Comment 2 Paolo Bonzini 2008-08-18 10:09:30 UTC
You mean, it cannot be easily fixed because it breaks the ABI?
Comment 3 Ulrich Drepper 2008-08-18 14:04:36 UTC
(In reply to comment #2)
> You mean, it cannot be easily fixed because it breaks the ABI?

Yes.
Comment 4 Paolo Bonzini 2010-09-09 15:44:41 UTC
On bug-gnulib, the following suggestion was made by Bruno Haible:

> [glibc could] offer some preprocessor macro that makes regoff_t 64-bit wide -
> like it was done for off_t.
> 
> Would glibc need to export additional symbols for this? Yes.
> 
> Would a compiled glibc need to contain two copies of the regex code? No, the
> 32-bit version could be a thin wrapper around the 64-bit version.

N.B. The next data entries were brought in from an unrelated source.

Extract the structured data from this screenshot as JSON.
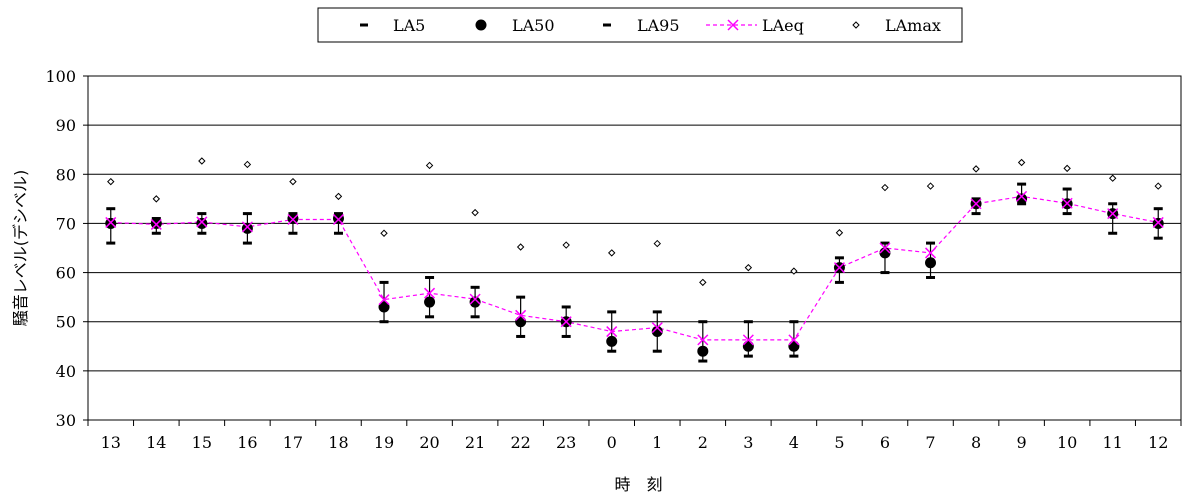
{
  "chart_data": {
    "type": "line",
    "title": "",
    "xlabel": "時　刻",
    "ylabel": "騒音レベル(デシベル)",
    "ylim": [
      30,
      100
    ],
    "yticks": [
      30,
      40,
      50,
      60,
      70,
      80,
      90,
      100
    ],
    "grid": true,
    "legend_position": "top-center",
    "categories": [
      "13",
      "14",
      "15",
      "16",
      "17",
      "18",
      "19",
      "20",
      "21",
      "22",
      "23",
      "0",
      "1",
      "2",
      "3",
      "4",
      "5",
      "6",
      "7",
      "8",
      "9",
      "10",
      "11",
      "12"
    ],
    "series": [
      {
        "name": "LA5",
        "marker": "dash",
        "color": "#000000",
        "values": [
          73,
          71,
          72,
          72,
          72,
          72,
          58,
          59,
          57,
          55,
          53,
          52,
          52,
          50,
          50,
          50,
          63,
          66,
          66,
          75,
          78,
          77,
          74,
          73
        ]
      },
      {
        "name": "LA50",
        "marker": "circle",
        "color": "#000000",
        "values": [
          70,
          70,
          70,
          69,
          71,
          71,
          53,
          54,
          54,
          50,
          50,
          46,
          48,
          44,
          45,
          45,
          61,
          64,
          62,
          74,
          75,
          74,
          72,
          70
        ]
      },
      {
        "name": "LA95",
        "marker": "dash",
        "color": "#000000",
        "values": [
          66,
          68,
          68,
          66,
          68,
          68,
          50,
          51,
          51,
          47,
          47,
          44,
          44,
          42,
          43,
          43,
          58,
          60,
          59,
          72,
          74,
          72,
          68,
          67
        ]
      },
      {
        "name": "LAeq",
        "marker": "x",
        "color": "#ff00ff",
        "line": "dashed",
        "values": [
          70.2,
          69.8,
          70.3,
          69.3,
          70.8,
          70.8,
          54.5,
          55.8,
          54.6,
          51.3,
          50.0,
          48.0,
          48.8,
          46.3,
          46.3,
          46.3,
          61.0,
          65.0,
          64.0,
          74.0,
          75.5,
          74.1,
          72.0,
          70.2
        ]
      },
      {
        "name": "LAmax",
        "marker": "diamond",
        "color": "#000000",
        "values": [
          78.5,
          75,
          82.7,
          82,
          78.5,
          75.5,
          68,
          81.8,
          72.2,
          65.2,
          65.6,
          64,
          65.9,
          58,
          61,
          60.3,
          68.1,
          77.3,
          77.6,
          81.1,
          82.4,
          81.2,
          79.2,
          77.6
        ]
      }
    ]
  }
}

I guess this would count as "somebody takes this serious to actually take a stab
at a solution".  Would _REGEX_OFFSET_BITS be okay for you as a macro?
Comment 5 Paolo Bonzini 2011-06-17 10:41:59 UTC
*** Bug 12900 has been marked as a duplicate of this bug. ***
Comment 6 Paul Eggert 2013-02-08 01:51:43 UTC
The original bug report is old, and POSIX has changed in the meantime: regoff_t is now required to be at least as large as ptrdiff_t and ssize_t. (Previously this was off_t and ssize_t.)  See:

http://pubs.opengroup.org/onlinepubs/9699919799/basedefs/regex.h.html
Comment 7 Rich Felker 2013-02-08 02:32:02 UTC
Yes, thanks for updating/clarifying that. Is there any chance of this ever getting fixed? I suspect there may even be obscure vulnerabilities related to this, if you can somehow pass a string longer than 4gb to regexec and cause the matches to get truncated, and thus for the caller to either dereference memory at a negative offset, exposing data it should not, or treating non-matching data early in the string as a match.

Obviously these could be closed by making the interface even more non-conforming and rejecting offsets that would overflow, but I think the proper solution is to add a versioned symbol and fix the type.